Desde então, intensificou-se a utilização dos automóveis no país, contribuindo
para a importância do tema. Mais ainda, a modificação do ordenamento jurídico
ofereceu novos parâmetros para as discussões sobre a cobrança de pedágio no
Brasil.
Além da Carta de 1988, que trouxe definições mais detalhadas sobre a esfera
de atuação estatal e a prestação de serviços públicos, as Leis que regulam a
concessão da exploração da administração das rodovias por empresas privadas,
promulgadas na segunda metade da década de 1990, são o sistema jurídico no qual
se situam as discussões sobre essa cobrança.

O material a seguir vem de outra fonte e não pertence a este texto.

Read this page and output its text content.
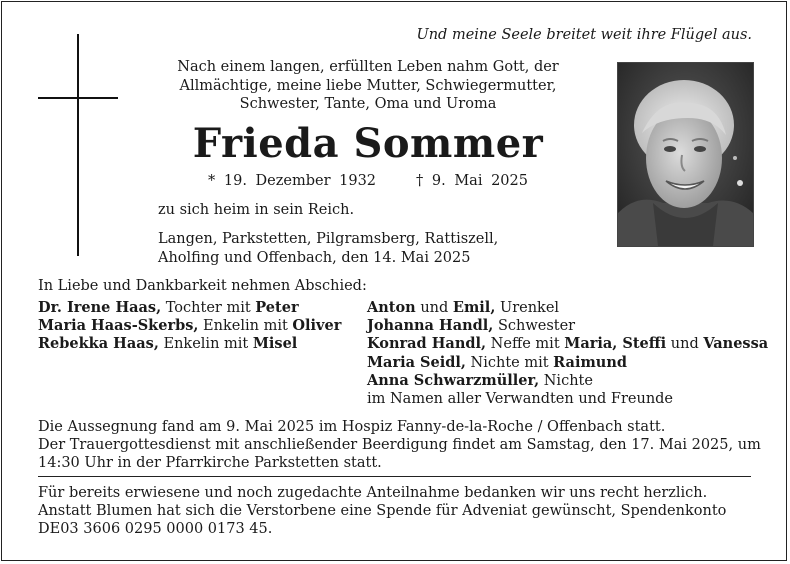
Und meine Seele breitet weit ihre Flügel aus.
Nach einem langen, erfüllten Leben nahm Gott, der
Allmächtige, meine liebe Mutter, Schwiegermutter,
Schwester, Tante, Oma und Uroma
Frieda Sommer
* 19. Dezember 1932	† 9. Mai 2025
zu sich heim in sein Reich.
Langen, Parkstetten, Pilgramsberg, Rattiszell,
Aholfing und Offenbach, den 14. Mai 2025
In Liebe und Dankbarkeit nehmen Abschied:
Dr. Irene Haas, Tochter mit Peter
Maria Haas-Skerbs, Enkelin mit Oliver
Rebekka Haas, Enkelin mit Misel
Anton und Emil, Urenkel
Johanna Handl, Schwester
Konrad Handl, Neffe mit Maria, Steffi und Vanessa
Maria Seidl, Nichte mit Raimund
Anna Schwarzmüller, Nichte
im Namen aller Verwandten und Freunde
Die Aussegnung fand am 9. Mai 2025 im Hospiz Fanny-de-la-Roche / Offenbach statt.
Der Trauergottesdienst mit anschließender Beerdigung findet am Samstag, den 17. Mai 2025, um
14:30 Uhr in der Pfarrkirche Parkstetten statt.
Für bereits erwiesene und noch zugedachte Anteilnahme bedanken wir uns recht herzlich.
Anstatt Blumen hat sich die Verstorbene eine Spende für Adveniat gewünscht, Spendenkonto
DE03 3606 0295 0000 0173 45.
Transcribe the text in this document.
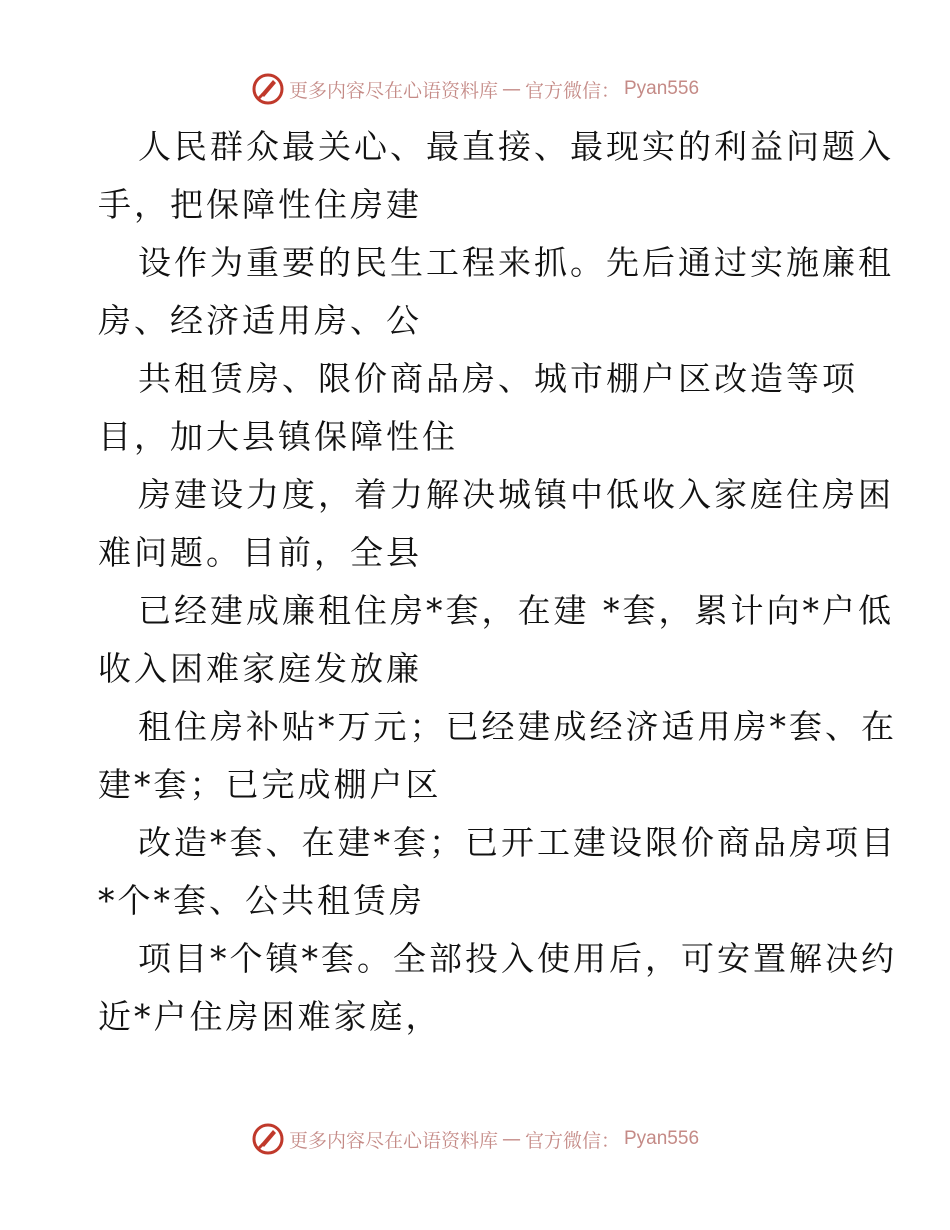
更多内容尽在心语资料库 — 官方微信： Pyan556
人民群众最关心、最直接、最现实的利益问题入
手，把保障性住房建
设作为重要的民生工程来抓。先后通过实施廉租
房、经济适用房、公
共租赁房、限价商品房、城市棚户区改造等项
目，加大县镇保障性住
房建设力度，着力解决城镇中低收入家庭住房困
难问题。目前，全县
已经建成廉租住房*套，在建 *套，累计向*户低
收入困难家庭发放廉
租住房补贴*万元；已经建成经济适用房*套、在
建*套；已完成棚户区
改造*套、在建*套；已开工建设限价商品房项目
*个*套、公共租赁房
项目*个镇*套。全部投入使用后，可安置解决约
近*户住房困难家庭，
更多内容尽在心语资料库 — 官方微信： Pyan556
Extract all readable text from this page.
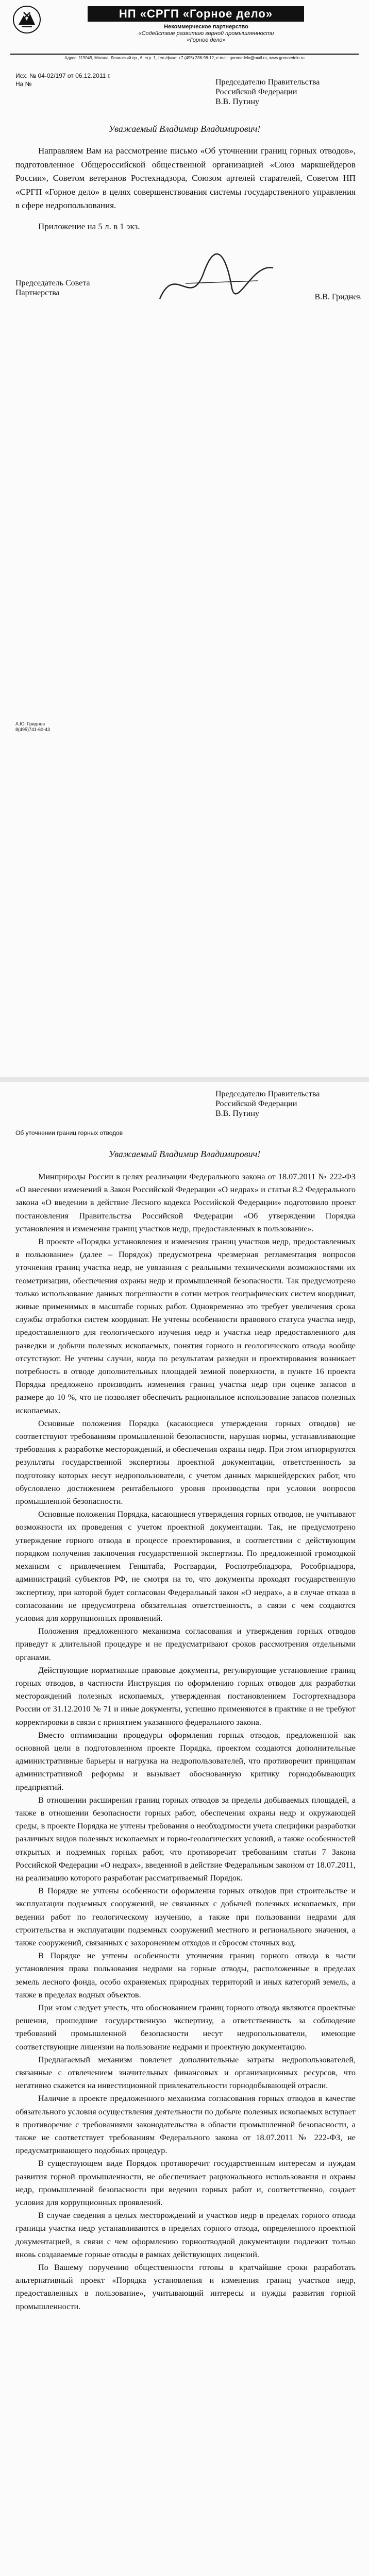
НП «СРГП «Горное дело»
Некоммерческое партнерство
«Содействие развитию горной промышленности
«Горное дело»
Адрес: 119049, Москва, Ленинский пр., 6, стр. 1, тел./факс: +7 (495) 236-98-12, e-mail: gornoedelo@mail.ru, www.gornoedelo.ru
Исх. № 04-02/197 от 06.12.2011 г.
На №	Председателю Правительства
Российской Федерации
В.В. Путину
Уважаемый Владимир Владимирович!

Направляем Вам на рассмотрение письмо «Об уточнении границ горных отводов», подготовленное Общероссийской общественной организацией «Союз маркшейдеров России», Советом ветеранов Ростехнадзора, Союзом артелей старателей, Советом НП «СРГП «Горное дело» в целях совершенствования системы государственного управления в сфере недропользования.

Приложение на 5 л. в 1 экз.

Председатель Совета
Партнерства	В.В. Гриднев
А.Ю. Гриднев
8(495)741-60-43
Председателю Правительства
Российской Федерации
В.В. Путину
Об уточнении границ горных отводов
Уважаемый Владимир Владимирович!

Минприроды России в целях реализации Федерального закона от 18.07.2011 № 222-ФЗ «О внесении изменений в Закон Российской Федерации «О недрах» и статьи 8.2 Федерального закона «О введении в действие Лесного кодекса Российской Федерации» подготовило проект постановления Правительства Российской Федерации «Об утверждении Порядка установления и изменения границ участков недр, предоставленных в пользование».

В проекте «Порядка установления и изменения границ участков недр, предоставленных в пользование» (далее – Порядок) предусмотрена чрезмерная регламентация вопросов уточнения границ участка недр, не увязанная с реальными техническими возможностями их геометризации, обеспечения охраны недр и промышленной безопасности. Так предусмотрено только использование данных погрешности в сотни метров географических систем координат, живые применимых в масштабе горных работ. Одновременно это требует увеличения срока службы отработки систем координат. Не учтены особенности правового статуса участка недр, предоставленного для геологического изучения недр и участка недр предоставленного для разведки и добычи полезных ископаемых, понятия горного и геологического отвода вообще отсутствуют. Не учтены случаи, когда по результатам разведки и проектирования возникает потребность в отводе дополнительных площадей земной поверхности, в пункте 16 проекта Порядка предложено производить изменения границ участка недр при оценке запасов в размере до 10 %, что не позволяет обеспечить рациональное использование запасов полезных ископаемых.

Основные положения Порядка (касающиеся утверждения горных отводов) не соответствуют требованиям промышленной безопасности, нарушая нормы, устанавливающие требования к разработке месторождений, и обеспечения охраны недр. При этом игнорируются результаты государственной экспертизы проектной документации, ответственность за подготовку которых несут недропользователи, с учетом данных маркшейдерских работ, что обусловлено достижением рентабельного уровня производства при условии вопросов промышленной безопасности.

Основные положения Порядка, касающиеся утверждения горных отводов, не учитывают возможности их проведения с учетом проектной документации. Так, не предусмотрено утверждение горного отвода в процессе проектирования, в соответствии с действующим порядком получения заключения государственной экспертизы. По предложенной громоздкой механизм с привлечением Генштаба, Росгвардии, Роспотребнадзора, Рособрнадзора, администраций субъектов РФ, не смотря на то, что документы проходят государственную экспертизу, при которой будет согласован Федеральный закон «О недрах», а в случае отказа в согласовании не предусмотрена обязательная ответственность, в связи с чем создаются условия для коррупционных проявлений.

Положения предложенного механизма согласования и утверждения горных отводов приведут к длительной процедуре и не предусматривают сроков рассмотрения отдельными органами.

Действующие нормативные правовые документы, регулирующие установление границ горных отводов, в частности Инструкция по оформлению горных отводов для разработки месторождений полезных ископаемых, утвержденная постановлением Госгортехнадзора России от 31.12.2010 № 71 и иные документы, успешно применяются в практике и не требуют корректировки в связи с принятием указанного федерального закона.

Вместо оптимизации процедуры оформления горных отводов, предложенной как основной цели в подготовленном проекте Порядка, проектом создаются дополнительные административные барьеры и нагрузка на недропользователей, что противоречит принципам административной реформы и вызывает обоснованную критику горнодобывающих предприятий.

В отношении расширения границ горных отводов за пределы добываемых площадей, а также в отношении безопасности горных работ, обеспечения охраны недр и окружающей среды, в проекте Порядка не учтены требования о необходимости учета специфики разработки различных видов полезных ископаемых и горно-геологических условий, а также особенностей открытых и подземных горных работ, что противоречит требованиям статьи 7 Закона Российской Федерации «О недрах», введенной в действие Федеральным законом от 18.07.2011, на реализацию которого разработан рассматриваемый Порядок.

В Порядке не учтены особенности оформления горных отводов при строительстве и эксплуатации подземных сооружений, не связанных с добычей полезных ископаемых, при ведении работ по геологическому изучению, а также при пользовании недрами для строительства и эксплуатации подземных сооружений местного и регионального значения, а также сооружений, связанных с захоронением отходов и сбросом сточных вод.

В Порядке не учтены особенности уточнения границ горного отвода в части установления права пользования недрами на горные отводы, расположенные в пределах земель лесного фонда, особо охраняемых природных территорий и иных категорий земель, а также в пределах водных объектов.

При этом следует учесть, что обоснованием границ горного отвода являются проектные решения, прошедшие государственную экспертизу, а ответственность за соблюдение требований промышленной безопасности несут недропользователи, имеющие соответствующие лицензии на пользование недрами и проектную документацию.

Предлагаемый механизм повлечет дополнительные затраты недропользователей, связанные с отвлечением значительных финансовых и организационных ресурсов, что негативно скажется на инвестиционной привлекательности горнодобывающей отрасли.

Наличие в проекте предложенного механизма согласования горных отводов в качестве обязательного условия осуществления деятельности по добыче полезных ископаемых вступает в противоречие с требованиями законодательства в области промышленной безопасности, а также не соответствует требованиям Федерального закона от 18.07.2011 № 222-ФЗ, не предусматривающего подобных процедур.

В существующем виде Порядок противоречит государственным интересам и нуждам развития горной промышленности, не обеспечивает рационального использования и охраны недр, промышленной безопасности при ведении горных работ и, соответственно, создает условия для коррупционных проявлений.

В случае сведения в целых месторождений и участков недр в пределах горного отвода границы участка недр устанавливаются в пределах горного отвода, определенного проектной документацией, в связи с чем оформлению горноотводной документации подлежит только вновь создаваемые горные отводы в рамках действующих лицензий.

По Вашему поручению общественности готовы в кратчайшие сроки разработать альтернативный проект «Порядка установления и изменения границ участков недр, предоставленных в пользование», учитывающий интересы и нужды развития горной промышленности.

Em que pesem as diversas posições doutrinárias, a jurisprudência vem se
assentando no sentido de que a cobrança de pedágio consiste em preço público (ou
tarifa), de forma que, a ela, não se aplicam as normas relativas a tributos, mas as
que concernem à prestação de serviços públicos por particulares.
Como serviço público, entretanto, não deixa de ser aplicáveis as normas de
Direito Público, eis que a transferência do desempenho das atividades de
administração pública não implicam na transferência da titularidade do serviço, de
forma que cabe assegurar que todos os direitos do usuário sejam garantidos com
fundamento na legislação específica das concessões, protegendo o cidadão.